Virgin Atlantic thinks it can green commercial aviation with biofuels:
When a Virgin Atlantic Boeing 747 took off for a 40-minute flight from London to Amsterdam Feb. 24, it represented an aviation breakthrough. For the first time a commercial airliner took aloft on other than fossil fuels. One of the plane’s four engines was fired on a 20 percent biojet fuel blend. The aim of the test flight was to explore how a biofuel performs in high altitude cold temperatures…
The next test aims to validate sustainability. When the Air New Zealand test takes place, it will be with a second generation feedstock. Of the possibilities, two are worth noting: algae and jatropha. Both grow on non-agricultural land. Algae can employ saline water, and jatropha grows in dry conditions on degraded lands, in fact helping accumulate carbon in the soil. There are solid indications that biojet from jatropha or algae could provide massive amounts of fuel, and at costs lower than petroleum-based jet fuel.

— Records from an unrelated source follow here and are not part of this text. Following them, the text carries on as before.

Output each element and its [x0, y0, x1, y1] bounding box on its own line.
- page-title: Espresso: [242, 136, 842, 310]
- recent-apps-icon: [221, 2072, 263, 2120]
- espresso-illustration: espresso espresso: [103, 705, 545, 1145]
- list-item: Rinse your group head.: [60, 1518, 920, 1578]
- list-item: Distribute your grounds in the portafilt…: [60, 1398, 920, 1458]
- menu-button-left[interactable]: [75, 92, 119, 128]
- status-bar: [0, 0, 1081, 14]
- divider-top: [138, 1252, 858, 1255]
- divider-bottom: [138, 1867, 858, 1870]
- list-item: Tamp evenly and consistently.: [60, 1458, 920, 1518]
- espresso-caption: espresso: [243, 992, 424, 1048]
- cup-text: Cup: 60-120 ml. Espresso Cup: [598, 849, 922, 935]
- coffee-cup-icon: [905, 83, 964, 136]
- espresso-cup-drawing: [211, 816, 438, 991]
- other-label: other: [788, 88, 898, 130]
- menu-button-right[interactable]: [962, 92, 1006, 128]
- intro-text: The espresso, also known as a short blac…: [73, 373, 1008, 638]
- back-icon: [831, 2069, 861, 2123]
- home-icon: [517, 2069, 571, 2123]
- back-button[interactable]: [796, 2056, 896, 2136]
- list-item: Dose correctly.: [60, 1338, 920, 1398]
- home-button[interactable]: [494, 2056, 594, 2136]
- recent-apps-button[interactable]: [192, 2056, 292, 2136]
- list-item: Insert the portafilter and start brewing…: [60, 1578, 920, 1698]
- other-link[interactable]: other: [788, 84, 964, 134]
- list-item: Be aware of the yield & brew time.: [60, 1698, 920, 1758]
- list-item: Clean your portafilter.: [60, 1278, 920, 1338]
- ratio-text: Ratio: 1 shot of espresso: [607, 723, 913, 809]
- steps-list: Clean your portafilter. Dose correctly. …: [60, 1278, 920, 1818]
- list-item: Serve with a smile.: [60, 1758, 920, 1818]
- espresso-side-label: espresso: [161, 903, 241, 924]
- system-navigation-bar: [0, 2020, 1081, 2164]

Boeing’s own presentation on alternative fuels shows that land use issues are part of the sustainable biojet program’s DNA. “If the world airline fleet used 100% biojet fuel from soybeans, it would require 322 billion litres,” the presentation says. At 560 liters of oil per hectare that would require 5,750 million square kilometers, about the size of Europe. But algae could produce up to 94,000 liters per acre, shrinking land requirements to 35,000 square kilometers, about a Belgium’s worth of land.